Spark SQL units 503, if the class SQL control commands for parsing are primary Spark SQL control livesIt enables, then the external structurant data specified by the class SQL control commands is handled according to the class SQL control commands.
Optionally, the resolution unit 501 is additionally operable to based on the key obtained after being parsed to the class SQL control commandsField determines the type of the class SQL control commands parsed.
Optionally, the resolution unit 501, if matching the first default specific field specifically for the critical field, reallySurely the class SQL control commands parsed are the streaming control commands;If the critical field matching second is defaultSpecific field, it is determined that the class SQL control commands parsed are the primary Spark SQL control commands.
Optionally, the class SQL control commands carry data processing keyword;
The Stream SQL units 502, specifically for the data processing key carried according to the class SQL control commandsWord handles subsequently received flow data;
The data processing keyword includes:Join processing, Map processing, Reduce processing and User Defined processing.

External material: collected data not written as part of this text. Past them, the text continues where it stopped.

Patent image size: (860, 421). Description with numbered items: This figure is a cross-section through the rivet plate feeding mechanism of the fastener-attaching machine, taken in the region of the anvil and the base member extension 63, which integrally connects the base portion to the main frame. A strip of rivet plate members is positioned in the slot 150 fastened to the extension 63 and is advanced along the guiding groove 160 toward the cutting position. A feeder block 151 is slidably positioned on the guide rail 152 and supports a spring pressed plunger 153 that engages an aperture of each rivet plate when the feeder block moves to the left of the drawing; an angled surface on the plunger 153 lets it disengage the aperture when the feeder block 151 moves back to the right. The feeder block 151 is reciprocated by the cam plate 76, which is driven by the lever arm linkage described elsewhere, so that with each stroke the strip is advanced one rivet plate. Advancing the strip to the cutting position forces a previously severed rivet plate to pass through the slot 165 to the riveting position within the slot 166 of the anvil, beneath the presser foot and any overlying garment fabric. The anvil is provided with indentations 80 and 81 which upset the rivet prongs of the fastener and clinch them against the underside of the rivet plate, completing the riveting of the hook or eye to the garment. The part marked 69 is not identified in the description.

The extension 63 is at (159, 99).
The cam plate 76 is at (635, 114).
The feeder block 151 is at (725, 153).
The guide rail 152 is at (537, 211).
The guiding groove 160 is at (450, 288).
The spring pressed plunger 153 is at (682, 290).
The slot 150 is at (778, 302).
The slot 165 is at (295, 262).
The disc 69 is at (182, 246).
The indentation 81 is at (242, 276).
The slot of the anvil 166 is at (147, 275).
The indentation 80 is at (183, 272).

Optionally, in the following way one or more of, the Spark SQL components in the following way inOne or more, receive externally input class SQL control commands, and stream data is handled:
Application programming interface API modes;
Command Line Interface CLI modes;
Java database connection mode JDBC modes.

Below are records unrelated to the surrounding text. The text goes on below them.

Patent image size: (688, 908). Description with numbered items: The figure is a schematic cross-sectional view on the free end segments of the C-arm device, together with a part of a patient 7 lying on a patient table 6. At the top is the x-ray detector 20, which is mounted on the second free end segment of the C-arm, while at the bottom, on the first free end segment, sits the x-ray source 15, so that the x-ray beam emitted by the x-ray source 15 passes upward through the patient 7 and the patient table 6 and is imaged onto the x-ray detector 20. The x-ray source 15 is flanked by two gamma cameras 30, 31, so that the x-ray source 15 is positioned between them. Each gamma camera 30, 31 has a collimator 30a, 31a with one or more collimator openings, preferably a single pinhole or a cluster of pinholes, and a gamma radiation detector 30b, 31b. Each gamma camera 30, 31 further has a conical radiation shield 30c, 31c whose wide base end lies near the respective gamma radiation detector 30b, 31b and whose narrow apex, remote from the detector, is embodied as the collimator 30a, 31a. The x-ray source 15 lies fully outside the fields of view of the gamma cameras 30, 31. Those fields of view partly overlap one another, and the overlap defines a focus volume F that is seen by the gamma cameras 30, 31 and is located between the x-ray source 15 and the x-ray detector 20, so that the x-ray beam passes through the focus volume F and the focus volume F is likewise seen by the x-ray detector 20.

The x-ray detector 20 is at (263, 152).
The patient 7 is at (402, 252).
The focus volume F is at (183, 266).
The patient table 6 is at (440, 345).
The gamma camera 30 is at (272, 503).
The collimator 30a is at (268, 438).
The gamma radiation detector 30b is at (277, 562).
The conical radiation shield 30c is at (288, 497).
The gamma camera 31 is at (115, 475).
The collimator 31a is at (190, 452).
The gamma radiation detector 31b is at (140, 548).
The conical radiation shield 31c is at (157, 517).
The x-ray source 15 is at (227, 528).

Accordingly, present invention also provides the hardware configurations of Fig. 5 shown devices.Referring to Fig. 6, Fig. 6 is what the application providedThe hardware architecture diagram of Fig. 5 shown devices, the system include:Processor 601, memory 602 and bus 603;Wherein, it handlesDevice 601 and memory 602 complete mutual communication by bus 603.

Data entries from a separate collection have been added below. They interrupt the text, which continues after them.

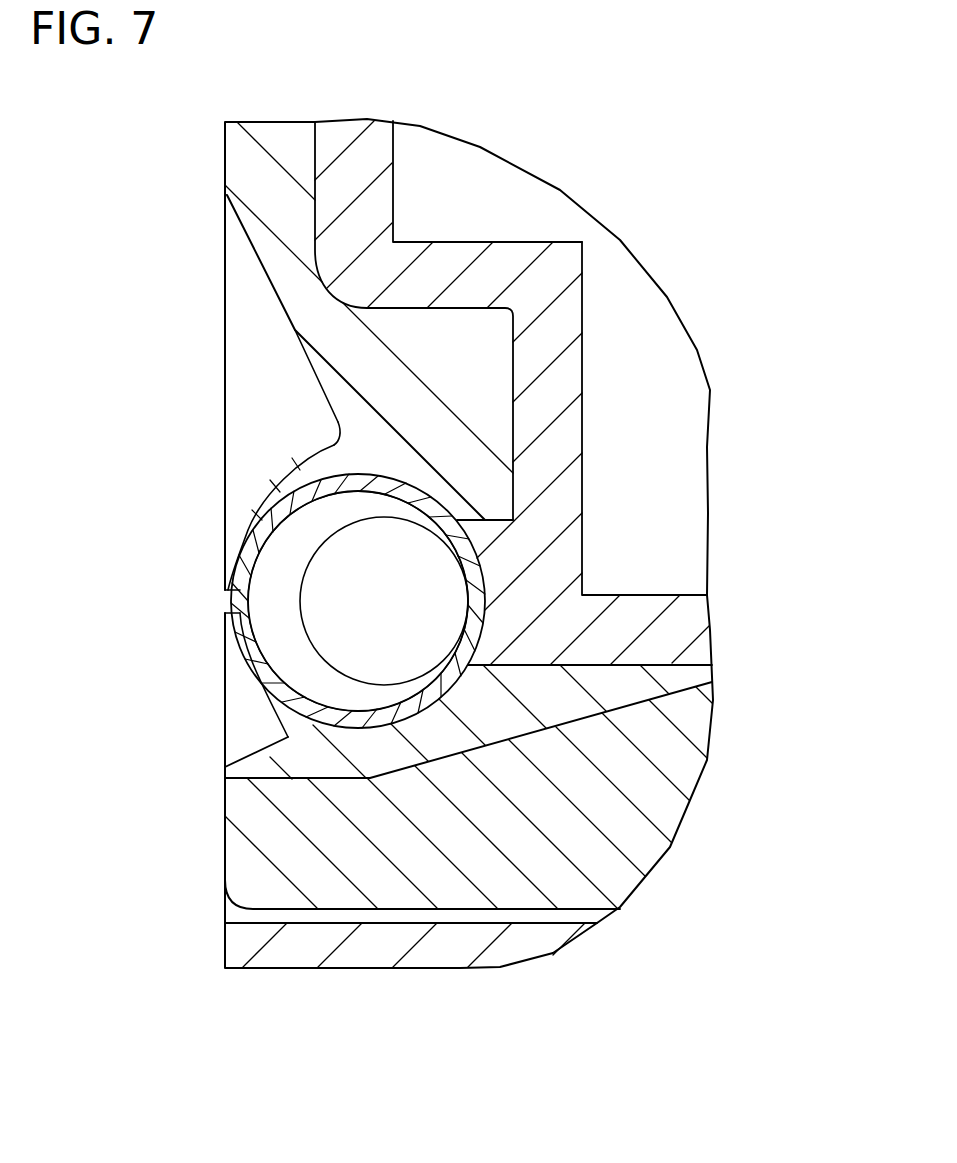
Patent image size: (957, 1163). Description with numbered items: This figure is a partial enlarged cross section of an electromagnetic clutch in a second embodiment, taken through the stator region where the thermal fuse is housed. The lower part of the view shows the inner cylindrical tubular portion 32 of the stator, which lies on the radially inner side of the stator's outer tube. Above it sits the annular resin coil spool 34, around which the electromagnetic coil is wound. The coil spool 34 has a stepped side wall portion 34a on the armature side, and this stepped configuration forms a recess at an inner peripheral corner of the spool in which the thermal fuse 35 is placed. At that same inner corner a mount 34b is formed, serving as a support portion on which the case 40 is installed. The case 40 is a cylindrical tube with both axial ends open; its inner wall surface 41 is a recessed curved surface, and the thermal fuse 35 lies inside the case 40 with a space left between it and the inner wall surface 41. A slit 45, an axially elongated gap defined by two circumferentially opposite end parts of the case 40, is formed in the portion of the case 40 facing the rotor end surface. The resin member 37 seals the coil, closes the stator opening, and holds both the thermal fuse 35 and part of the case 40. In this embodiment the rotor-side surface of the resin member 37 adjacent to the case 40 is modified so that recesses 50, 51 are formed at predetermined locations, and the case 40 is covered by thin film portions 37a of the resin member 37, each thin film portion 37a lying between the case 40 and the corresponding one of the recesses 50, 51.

The inner cylindrical tubular portion 32 is at (555, 865).
The coil spool 34 is at (599, 380).
The side wall portion 34a is at (377, 193).
The mount 34b is at (477, 537).
The thermal fuse 35 is at (403, 626).
The resin member 37 is at (258, 176).
The thin film portions 37a is at (300, 460).
The case 40 is at (277, 483).
The inner wall surface 41 is at (265, 556).
The slit 45 is at (233, 602).
The recess 50 is at (335, 430).
The recess 51 is at (287, 737).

Wherein, processor 601 can be a CPU, and memory 602 can be nonvolatile memory (non-Volatile memory), and metadata management logic instruction is stored in memory 602, processor 601 can be performed and be depositedThe metadata management logic instruction stored in reservoir 602, it is shown in Figure 3 to realize the management function of above-mentioned real-time streaming dataFlow.
As shown in fig. 6, the hardware configuration can also include the power management that a power supply module is configured as executive device604 and input and output (I/O) interface 605.
For device embodiment, since it corresponds essentially to embodiment of the method, so related part is referring to method realityApply the part explanation of example.The apparatus embodiments described above are merely exemplary, wherein described be used as separating componentThe unit of explanation may or may not be physically separate, and the component shown as unit can be or can alsoIt is not physical unit, you can be located at a place or can also be distributed in multiple network element.It can be according to realityIt needs that some or all of module therein is selected to realize the purpose of application scheme.Those of ordinary skill in the art are not payingIn the case of going out creative work, you can to understand and implement.
The foregoing is merely the preferred embodiment of the application, not limiting the application, all essences in the applicationGod and any modification, equivalent substitution, improvement and etc. within principle, done, should be included within the scope of the application protection.